The top of the coffin busted, and rocky soil crashed inwards
filtering down to take its place. Avanterus pushed sideways with both
hands clawing through rock and dirt feverishly. Upward and onward
towards the freedom that is life.
He kicked his
powerful legs back and forth; he thrust his arms outwards shoving the
heaviness of the dirt off of himself, only to have it return to him.

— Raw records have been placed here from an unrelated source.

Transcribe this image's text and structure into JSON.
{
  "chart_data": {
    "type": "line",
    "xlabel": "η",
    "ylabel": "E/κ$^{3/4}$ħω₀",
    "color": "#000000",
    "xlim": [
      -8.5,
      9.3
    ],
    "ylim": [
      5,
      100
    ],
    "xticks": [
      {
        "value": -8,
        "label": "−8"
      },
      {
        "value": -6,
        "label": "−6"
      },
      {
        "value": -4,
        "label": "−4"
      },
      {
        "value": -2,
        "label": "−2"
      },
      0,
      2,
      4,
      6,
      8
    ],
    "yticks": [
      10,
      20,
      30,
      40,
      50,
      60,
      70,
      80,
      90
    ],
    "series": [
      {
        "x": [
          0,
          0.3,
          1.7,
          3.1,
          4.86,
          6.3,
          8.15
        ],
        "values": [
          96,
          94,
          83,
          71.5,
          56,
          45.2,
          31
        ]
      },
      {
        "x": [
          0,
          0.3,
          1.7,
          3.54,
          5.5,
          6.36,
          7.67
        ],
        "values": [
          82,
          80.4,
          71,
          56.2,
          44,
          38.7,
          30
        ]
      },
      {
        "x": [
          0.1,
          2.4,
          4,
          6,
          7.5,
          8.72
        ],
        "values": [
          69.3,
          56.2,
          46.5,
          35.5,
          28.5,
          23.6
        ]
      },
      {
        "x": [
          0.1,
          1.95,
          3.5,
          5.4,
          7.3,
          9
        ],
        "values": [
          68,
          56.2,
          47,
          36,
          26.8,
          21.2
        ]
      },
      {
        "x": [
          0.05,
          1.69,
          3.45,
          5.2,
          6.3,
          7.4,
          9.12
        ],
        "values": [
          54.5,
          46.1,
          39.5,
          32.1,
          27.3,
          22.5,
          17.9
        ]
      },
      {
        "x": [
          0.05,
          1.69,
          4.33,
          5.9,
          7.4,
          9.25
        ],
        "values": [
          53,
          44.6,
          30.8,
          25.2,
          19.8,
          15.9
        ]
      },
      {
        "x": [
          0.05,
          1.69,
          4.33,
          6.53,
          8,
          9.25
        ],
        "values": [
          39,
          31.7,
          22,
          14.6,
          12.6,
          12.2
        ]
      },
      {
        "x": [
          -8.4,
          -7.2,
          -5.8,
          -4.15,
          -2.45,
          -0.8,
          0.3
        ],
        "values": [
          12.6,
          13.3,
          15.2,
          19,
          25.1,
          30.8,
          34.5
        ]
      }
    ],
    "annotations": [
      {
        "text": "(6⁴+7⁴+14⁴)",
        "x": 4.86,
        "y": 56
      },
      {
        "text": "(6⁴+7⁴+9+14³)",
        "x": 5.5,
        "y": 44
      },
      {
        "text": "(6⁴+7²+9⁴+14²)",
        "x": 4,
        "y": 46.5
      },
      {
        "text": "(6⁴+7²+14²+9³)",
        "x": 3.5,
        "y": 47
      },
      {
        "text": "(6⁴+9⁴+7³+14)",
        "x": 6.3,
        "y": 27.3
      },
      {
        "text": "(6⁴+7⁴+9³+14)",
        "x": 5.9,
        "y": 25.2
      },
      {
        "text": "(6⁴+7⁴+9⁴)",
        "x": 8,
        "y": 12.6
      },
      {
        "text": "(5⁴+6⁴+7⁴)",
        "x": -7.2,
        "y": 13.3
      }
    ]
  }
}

Burying his face, chest and limbs repeatedly. His nostrils burned
with the fiery hatred of inhaled mud. His mouth prevented hysterical
screams with dirt encrusted silence and he realized to his terror,
that he was still descending. He was drowning in earth.
His palms burst
upward once, then again. Triumphantly his fingers stretched forward
until he touched nothing.
He pushed his arms
sideways with circular motion. His fingers had found their prize and
now all that was left to do was claim it. He grasped wildly at solid
earth above him and forced his legs to the assistance of his
weakening arms. At last he felt it… the most invigorating lover of
all… air!
Atop solid ground he
vomited mud but the wrenching in his gut did nothing to darken the
luminous threshold of victory. He looked to the tower of Dark Sorcery
and dared it with complete arrogance.
"You'll have to
do better that that boys!" he ridiculed the unseen wizards
beyond. "I have passed your first test and I am hungry for more!
Bring it on!" he crowed and suddenly he was falling.
The hook I wrote was in the first sentence wherein the elf is struggling to breathe. I carry this though out the scene building intensity of the story by begging the question.... why is he buried alive and can he escape. Action and the unexplained create a hook that makes the reader want to read. I'll have more of these this week! Happy Halloween!